SIMD: add fast integer division intrinsics for all supported platforms #18178

seiko2plus · 2021-01-16T21:03:59Z

Add fast integer division intrinsics for all supported platforms

merge before #18075

Almost all architecture (except Power10) doesn't support integer vector division,
also the cost of scalar division in architectures like x86 is too high it can take
30 to 40 cycles on modern chips and up to 100 on old ones.

Therefore we are using division by multiplying with precomputed reciprocal technique,
the method that been used in this implementation is based on T. Granlund and P. L. Montgomery
“Division by invariant integers using multiplication(see [Figure 4.1, 5.1]
http://citeseerx.ist.psu.edu/viewdoc/summary?doi=10.1.1.1.2556)

It shows a good impact for all architectures especially on X86,
however computing divisor parameters is kind of expensive so this implementation
should only works when divisor is a scalar and used multiple of times.

The division process is separated into two intrinsics for each data type

npyv_{dtype}x3 npyv_divisor_{dtype} ({dtype} divisor);
For computing the divisor parameters (multiplier + shifters + sign of divisor(signed only))
npyv_{dtype} npyv_divisor_{dtype} (npyv_{dtype} dividend, npyv_{dtype}x3 divisor_parms);
For performing the final division.

For example:

int vstep = npyv_nlanes_s32;                // number of lanes
int x     = 0x6e70;
npyv_s32x3 divisor = npyv_divisor_s32(x);   // init divisor params
for (; len >= vstep; src += vstep, dst += vstep, len -= vstep) {
   npyv_s32 a = npyv_load_s32(*src);       // load s32 vector from memory
            a = npyv_divc_s32(a, divisor); // divide all elements by x
   npyv_store_s32(dst, a);                 // store s32 vector into memroy
}

NOTES:

For 64-bit division on Aarch64 and IBM/Power, we fall-back to the scalar division
since emulating multiply-high is expensive and both architectures have very fast dividers.

TODO:

verify armhf
cleanup

mattip · 2021-01-17T07:17:32Z

I think this should have an attribution, something like

Based on the VCL library, which is (c) Copyright 2012-2020 Agner Fog and licensed under
the Apache License version 2.0.

@rgommers is that correct?

numpy/core/src/common/simd/intdiv.h

rgommers · 2021-01-17T11:07:07Z

I think this should have an attribution, something like
Based on the VCL library, which is (c) Copyright 2012-2020 Agner Fog and licensed under
the Apache License version 2.0.
@rgommers is that correct?

No that sounds wrong.
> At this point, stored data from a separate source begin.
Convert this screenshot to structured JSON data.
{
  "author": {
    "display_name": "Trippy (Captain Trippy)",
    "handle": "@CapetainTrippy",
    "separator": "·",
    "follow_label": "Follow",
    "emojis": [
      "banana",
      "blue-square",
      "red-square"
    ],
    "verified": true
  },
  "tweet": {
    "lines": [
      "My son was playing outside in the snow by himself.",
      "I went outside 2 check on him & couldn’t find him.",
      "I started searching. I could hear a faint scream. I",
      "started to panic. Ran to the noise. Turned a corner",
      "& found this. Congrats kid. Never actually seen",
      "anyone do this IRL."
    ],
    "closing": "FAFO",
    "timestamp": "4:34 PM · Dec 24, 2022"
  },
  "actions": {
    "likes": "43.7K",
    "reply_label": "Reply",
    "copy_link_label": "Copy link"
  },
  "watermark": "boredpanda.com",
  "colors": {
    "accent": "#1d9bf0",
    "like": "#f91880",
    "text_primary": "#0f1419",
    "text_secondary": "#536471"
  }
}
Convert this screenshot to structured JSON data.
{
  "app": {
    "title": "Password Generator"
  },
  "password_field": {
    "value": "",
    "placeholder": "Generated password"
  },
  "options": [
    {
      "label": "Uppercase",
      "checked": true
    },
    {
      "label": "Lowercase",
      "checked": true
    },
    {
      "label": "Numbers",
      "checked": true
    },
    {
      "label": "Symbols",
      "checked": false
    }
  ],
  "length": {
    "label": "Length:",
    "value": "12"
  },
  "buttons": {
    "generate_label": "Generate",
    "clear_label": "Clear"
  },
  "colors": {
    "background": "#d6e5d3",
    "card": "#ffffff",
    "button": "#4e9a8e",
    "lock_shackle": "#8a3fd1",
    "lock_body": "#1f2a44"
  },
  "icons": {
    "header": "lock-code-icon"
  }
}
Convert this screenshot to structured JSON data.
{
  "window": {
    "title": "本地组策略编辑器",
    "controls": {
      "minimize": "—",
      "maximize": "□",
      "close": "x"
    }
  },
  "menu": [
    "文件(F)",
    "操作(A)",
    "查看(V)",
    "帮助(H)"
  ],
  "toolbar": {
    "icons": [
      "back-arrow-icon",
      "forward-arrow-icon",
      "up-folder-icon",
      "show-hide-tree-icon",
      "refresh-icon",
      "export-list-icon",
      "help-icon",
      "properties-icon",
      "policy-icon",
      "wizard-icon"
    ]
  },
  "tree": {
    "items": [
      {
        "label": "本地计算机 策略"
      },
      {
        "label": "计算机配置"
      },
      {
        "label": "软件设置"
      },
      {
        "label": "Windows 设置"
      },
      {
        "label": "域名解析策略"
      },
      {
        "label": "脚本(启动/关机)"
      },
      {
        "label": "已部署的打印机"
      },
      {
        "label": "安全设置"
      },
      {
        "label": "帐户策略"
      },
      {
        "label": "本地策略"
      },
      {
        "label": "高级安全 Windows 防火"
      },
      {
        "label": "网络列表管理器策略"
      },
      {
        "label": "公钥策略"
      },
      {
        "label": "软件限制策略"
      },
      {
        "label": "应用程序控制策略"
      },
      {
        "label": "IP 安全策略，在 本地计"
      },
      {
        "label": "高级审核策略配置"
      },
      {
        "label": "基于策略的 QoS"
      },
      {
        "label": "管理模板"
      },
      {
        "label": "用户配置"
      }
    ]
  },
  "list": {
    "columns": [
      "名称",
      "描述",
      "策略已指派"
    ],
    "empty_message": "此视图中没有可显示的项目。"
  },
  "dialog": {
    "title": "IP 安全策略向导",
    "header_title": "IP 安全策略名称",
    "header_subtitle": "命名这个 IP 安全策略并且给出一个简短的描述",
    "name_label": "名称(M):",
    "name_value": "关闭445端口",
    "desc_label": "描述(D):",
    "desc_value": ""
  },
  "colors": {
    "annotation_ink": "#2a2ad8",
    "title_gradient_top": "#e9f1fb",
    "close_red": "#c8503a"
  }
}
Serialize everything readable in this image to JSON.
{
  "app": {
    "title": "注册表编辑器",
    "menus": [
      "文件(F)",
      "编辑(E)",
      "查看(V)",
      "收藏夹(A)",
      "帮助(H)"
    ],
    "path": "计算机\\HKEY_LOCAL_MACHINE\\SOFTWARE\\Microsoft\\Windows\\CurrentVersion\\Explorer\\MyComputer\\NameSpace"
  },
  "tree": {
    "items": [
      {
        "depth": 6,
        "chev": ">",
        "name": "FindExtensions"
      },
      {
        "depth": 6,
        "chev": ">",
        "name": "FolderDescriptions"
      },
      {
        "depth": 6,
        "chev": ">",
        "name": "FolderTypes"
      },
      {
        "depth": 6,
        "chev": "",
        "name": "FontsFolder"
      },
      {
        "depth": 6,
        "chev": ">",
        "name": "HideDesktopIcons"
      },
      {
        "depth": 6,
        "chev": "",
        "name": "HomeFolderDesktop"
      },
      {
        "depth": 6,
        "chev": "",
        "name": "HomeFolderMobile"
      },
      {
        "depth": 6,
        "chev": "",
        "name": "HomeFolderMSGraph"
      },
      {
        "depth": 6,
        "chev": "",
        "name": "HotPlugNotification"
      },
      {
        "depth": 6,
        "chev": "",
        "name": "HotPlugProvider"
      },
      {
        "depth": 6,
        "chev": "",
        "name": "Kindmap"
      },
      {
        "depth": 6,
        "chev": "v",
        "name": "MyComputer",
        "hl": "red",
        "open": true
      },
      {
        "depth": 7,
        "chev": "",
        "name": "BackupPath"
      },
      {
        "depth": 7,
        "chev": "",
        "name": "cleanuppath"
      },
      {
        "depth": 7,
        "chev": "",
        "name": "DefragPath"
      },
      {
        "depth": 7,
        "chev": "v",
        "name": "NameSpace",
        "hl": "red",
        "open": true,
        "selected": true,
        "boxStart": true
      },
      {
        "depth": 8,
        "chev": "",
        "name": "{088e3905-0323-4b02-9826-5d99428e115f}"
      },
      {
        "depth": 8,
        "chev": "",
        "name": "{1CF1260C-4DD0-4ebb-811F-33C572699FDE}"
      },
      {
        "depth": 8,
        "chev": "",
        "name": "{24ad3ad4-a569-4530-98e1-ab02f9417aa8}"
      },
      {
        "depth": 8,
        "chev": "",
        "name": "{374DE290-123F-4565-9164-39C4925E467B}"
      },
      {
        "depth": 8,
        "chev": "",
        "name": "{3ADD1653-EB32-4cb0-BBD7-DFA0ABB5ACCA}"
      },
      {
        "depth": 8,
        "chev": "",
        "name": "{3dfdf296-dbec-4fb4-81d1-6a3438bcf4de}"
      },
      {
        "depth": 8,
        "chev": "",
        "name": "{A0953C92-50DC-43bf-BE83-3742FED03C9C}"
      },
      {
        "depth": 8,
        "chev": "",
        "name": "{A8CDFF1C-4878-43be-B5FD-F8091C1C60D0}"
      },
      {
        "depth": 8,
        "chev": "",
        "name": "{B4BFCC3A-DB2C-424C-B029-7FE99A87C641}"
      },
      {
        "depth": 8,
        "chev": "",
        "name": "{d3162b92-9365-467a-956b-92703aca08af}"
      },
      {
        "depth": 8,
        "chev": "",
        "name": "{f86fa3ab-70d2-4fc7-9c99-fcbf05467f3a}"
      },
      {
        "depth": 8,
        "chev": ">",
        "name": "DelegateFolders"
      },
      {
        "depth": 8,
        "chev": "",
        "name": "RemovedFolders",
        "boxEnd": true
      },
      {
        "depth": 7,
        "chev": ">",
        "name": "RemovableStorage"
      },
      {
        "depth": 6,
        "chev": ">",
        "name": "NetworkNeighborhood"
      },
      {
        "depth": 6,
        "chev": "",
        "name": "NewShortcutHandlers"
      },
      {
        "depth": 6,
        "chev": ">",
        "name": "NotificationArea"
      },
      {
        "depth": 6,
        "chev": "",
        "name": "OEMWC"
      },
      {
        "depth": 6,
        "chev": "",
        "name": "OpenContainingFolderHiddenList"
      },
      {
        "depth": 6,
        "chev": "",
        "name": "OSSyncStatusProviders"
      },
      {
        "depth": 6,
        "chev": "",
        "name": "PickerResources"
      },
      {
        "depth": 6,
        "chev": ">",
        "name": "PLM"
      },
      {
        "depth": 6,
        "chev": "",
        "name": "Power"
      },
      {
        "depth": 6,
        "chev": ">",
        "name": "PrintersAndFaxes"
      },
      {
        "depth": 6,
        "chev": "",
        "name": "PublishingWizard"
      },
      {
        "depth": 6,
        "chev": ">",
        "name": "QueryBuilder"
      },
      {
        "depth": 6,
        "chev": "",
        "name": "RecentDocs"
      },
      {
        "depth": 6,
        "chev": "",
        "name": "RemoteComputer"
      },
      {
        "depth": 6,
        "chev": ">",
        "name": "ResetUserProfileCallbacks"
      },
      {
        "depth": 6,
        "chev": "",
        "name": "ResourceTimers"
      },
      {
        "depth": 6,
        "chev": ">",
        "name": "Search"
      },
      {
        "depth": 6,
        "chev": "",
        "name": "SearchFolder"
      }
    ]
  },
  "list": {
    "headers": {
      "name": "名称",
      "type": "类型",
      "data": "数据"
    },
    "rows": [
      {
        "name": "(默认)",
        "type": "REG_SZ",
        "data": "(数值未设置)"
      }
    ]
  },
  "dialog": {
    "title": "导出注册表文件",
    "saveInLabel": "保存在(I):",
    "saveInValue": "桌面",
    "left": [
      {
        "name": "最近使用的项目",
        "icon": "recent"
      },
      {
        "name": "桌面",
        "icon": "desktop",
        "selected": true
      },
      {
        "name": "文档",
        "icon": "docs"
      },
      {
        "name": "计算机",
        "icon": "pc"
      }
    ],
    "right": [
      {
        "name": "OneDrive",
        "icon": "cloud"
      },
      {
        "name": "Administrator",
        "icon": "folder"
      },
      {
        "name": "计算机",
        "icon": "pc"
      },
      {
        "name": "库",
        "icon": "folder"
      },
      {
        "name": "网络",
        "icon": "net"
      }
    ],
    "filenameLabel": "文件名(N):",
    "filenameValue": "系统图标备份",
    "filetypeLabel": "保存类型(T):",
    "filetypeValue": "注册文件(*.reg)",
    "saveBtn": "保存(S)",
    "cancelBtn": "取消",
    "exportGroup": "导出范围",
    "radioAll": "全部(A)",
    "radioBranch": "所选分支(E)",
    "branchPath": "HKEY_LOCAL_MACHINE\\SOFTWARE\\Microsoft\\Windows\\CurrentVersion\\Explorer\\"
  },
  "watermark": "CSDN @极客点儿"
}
Reminder, we don't do Apache2, see for example: #13447 (comment).

We could change that at some point, but it's a significant change and needs a strong motivation and decision on the mailing list.

VCL is a little hard to find, so here is a link: https://github.com/vectorclass/version2. If this PR took code from there, that seems like a blocker for accepting it.

rgommers · 2021-01-17T11:08:51Z

Now read the PR description, the whole PR is based on that, and it seems valuable. It may be worth considering, especially if there are no good alternatives. We'd be deciding to give up on GPLv2 compatibility.

seiko2plus · 2021-01-17T13:26:33Z

@rgommers, we can ask for re-licensing, since we're not taking the same exact code plus the original code itself is based on T. Granlund and P. L. Montgomery work.

Qiyu8 · 2021-01-18T06:32:15Z

Most of the code was rewritten, while some of the code is very similar to Apache 2.0 based VSL, which is not compatible with current 3-clause BSD License(Apache 2.0 is more restrictive), so we should either rewrite the similar code or ask Agner Fog modify the License.

seiko2plus · 2021-02-26T22:58:32Z

@ganesh-k13, I added intrinsics for the 64-bit division so we can drop libdiv.
@rgommers, @mattip, I changed the term "based" to "adopted" since we're not using the same code.
I don't think we need to leave any license notice because the original work belong to "T. Granlund and P. L. Montgomery." in the first place.

numpy/core/src/common/simd/vsx/arithmetic.h

numpy/core/src/common/simd/neon/arithmetic.h

seiko2plus · 2021-03-06T21:58:37Z

@mattip,

Coverage is missing for some of the code paths. Is there a way to increase the testing?

I added a missing case when the divisor equals 2, but still not enough if the CI worker doesn't support avx512.
anyway, the current worker seems to support it and codecov/patch — 97.08% of diff hit (target 82.50%).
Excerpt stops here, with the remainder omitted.